Colonial and early-nineteenth-century women, historians have
learned, perceived conception as the "blocking" or
"obstructing" of menstruation, which required attention. The
cessation of the menses indicated a worrisome imbalance in the
body and the need to bring the body back into balance by
restoring the flow. This idea of menstruation corresponded with
medical and popular understanding of sickness and health. The
body was a delicate system of equilibrium that could easily be
thrown out of balance -- by a change in weather or diet, for
example -- and that then needed to be restored through active
intervention. A disruption in the healthy body, in the worldview
of patients and physicians, required a visible, often violent,
physical response to treatment in order to restore equilibrium.
This theory underlay eighteenth and nineteenth-century regular
medical practice, which emphasized heroic measures --
bleeding, blistering, purging, and puking -- in response to
sickness. The response to the blocking of the menses was part
of this shared understanding of the body: women took drugs in
order to make their menses regular and regarded the ensuing
vomiting and evacuation as evidence of the drugs' effective
action.

Restoring the menses was a domestic practice. The power of
certain herbs to restore menstruation was widely known. One
colonial woman who feared pregnancy had "twice taken Savin;
once boyled in milk and the other time strayned through a
Cloath." Savin, derived from juniper bushes, was the most
popular abortifacient and easily acquired since junipers grew
wild throughout the country. Other herbs used as abortifacients
included pennyroyal, tansy, ergot, and seneca snakeroot. Slave
women used cottonroot.
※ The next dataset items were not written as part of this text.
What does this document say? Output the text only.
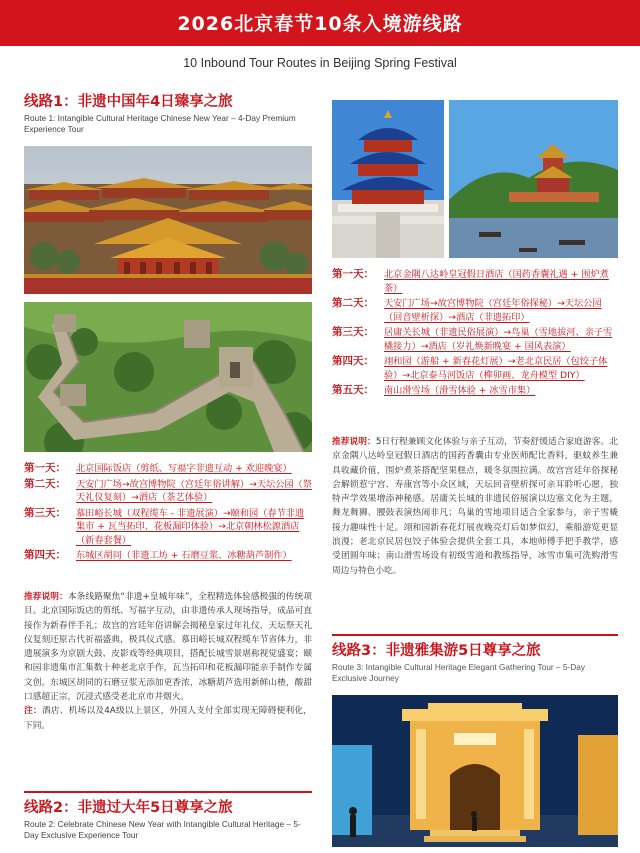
2026北京春节10条入境游线路
10 Inbound Tour Routes in Beijing Spring Festival
线路1：非遗中国年4日臻享之旅
Route 1: Intangible Cultural Heritage Chinese New Year – 4-Day Premium Experience Tour
第一天：	北京国际饭店（剪纸、写福字非遗互动 + 欢迎晚宴）
第二天：	天安门广场→故宫博物院（宫廷年俗讲解）→天坛公园（祭天礼仪复刻）→酒店（茶艺体验）
第三天：	慕田峪长城（双程缆车 - 非遗展演）→颐和园（春节非遗集市 + 瓦当拓印、花板漏印体验）→北京朝林松源酒店（新春套餐）
第四天：	东城区胡同（非遗工坊 + 石磨豆浆、冰糖葫芦制作）
推荐说明：本条线路聚焦“非遗+皇城年味”，全程精选体验感极强的传统项目。北京国际饭店的剪纸、写福字互动，由非遗传承人现场指导，成品可直接作为新春伴手礼；故宫的宫廷年俗讲解会揭秘皇家过年礼仪，天坛祭天礼仪复刻还原古代祈福盛典，极具仪式感。慕田峪长城双程缆车节省体力，非遗展演多为京剧大鼓、皮影戏等经典项目，搭配长城雪景堪称视觉盛宴；颐和园非遗集市汇集数十种老北京手作，瓦当拓印和花板漏印能亲手制作专属文创。东城区胡同的石磨豆浆无添加更香浓，冰糖葫芦选用新鲜山楂，酸甜口感超正宗，沉浸式感受老北京市井烟火。
注：酒店、机场以及4A级以上景区，外国人支付全部实现无障碍便利化，下同。
线路2：非遗过大年5日尊享之旅
Route 2: Celebrate Chinese New Year with Intangible Cultural Heritage – 5-Day Exclusive Experience Tour
第一天：	北京金隅八达岭皇冠假日酒店（国药香囊礼遇 + 围炉煮茶）
第二天：	天安门广场→故宫博物院（宫廷年俗探秘）→天坛公园（回音壁析探）→酒店（非遗拓印）
第三天：	居庸关长城（非遗民俗展演）→鸟巢（雪地拔河、亲子雪橇接力）→酒店（岁礼焕新晚宴 + 国风表演）
第四天：	翊和园（游船 + 新春花灯展）→老北京民居（包饺子体验）→北京泰马河饭店（榫卯画、龙舟模型 DIY）
第五天：	南山滑雪场（滑雪体验 + 冰雪市集）
推荐说明：5日行程兼顾文化体验与亲子互动，节奏舒缓适合家庭游客。北京金隅八达岭皇冠假日酒店的国药香囊由专业医师配比香料，驱蚊养生兼具收藏价值，围炉煮茶搭配坚果糕点，暖冬氛围拉满。故宫宫廷年俗探秘会解锁惹宁宫、寿康宫等小众区域，天坛回音壁析探可亲耳聆听心愿，独特声学效果增添神秘感。居庸关长城的非遗民俗展演以边塞文化为主题，舞龙舞狮、腰鼓表演热闹非凡；鸟巢的雪地项目适合全家参与，亲子雪橇接力趣味性十足。翊和园新春花灯展夜晚亮灯后如梦似幻，乘船游览更显浪漫；老北京民居包饺子体验会提供全套工具，本地师傅手把手教学，感受团圆年味；南山滑雪场设有初级雪道和教练指导，冰雪市集可洗购滑雪周边与特色小吃。
线路3：非遗雅集游5日尊享之旅
Route 3: Intangible Cultural Heritage Elegant Gathering Tour – 5-Day Exclusive Journey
Many of these useful plants could be
found in the woods or cultivated. in gardens, and women could
refer to home medical guides for recipes for "bringing on the
menses."

Both of these concepts, blocked menses and quickening, must
be taken seriously by late-twentieth-century observers.
Blocked menses cannot be dismissed as an excuse made by
women who knew they were pregnant. Quickening was a
moment recognized by women and by law as a defining
moment in human development. Once quickening occurred,
women recognized a moral obligation to carry the fetus to term.
This age-old idea underpinned the practice of abortion in
America. The legal acceptance of induced miscarriages before
quickening tacitly assumed that women had a basic right to
bodily integrity.


Abortion- as we know it today- was not called abortion, so there was no crime of "abortion" as we understand it, for termination of ANY stage of the fetus.

This is the book I own:Contraception and Abortion in Nineteenth-Century America

There are several other good books in this area. If you are interested in this area you could read some of them.



To: Hawkmoon who wrote (1498)10/7/2000 5:55:21 PM
From: TimF  Read Replies (2) | Respond to of 10042
 
Effectively, Roe v. Wade codefied the English common law precedent with regard to the status of the unborn fetus after the
period of "quickening" and providing the state the ability to limit, OR criminalize, 2nd and 3rd term abortions.


Wrong. Effectively Roe vs Wade and further Supreme Court decisions which followed prevent states from outlawing abortion at any time during a pregnancy. Not just during the first trimester, but even in the third.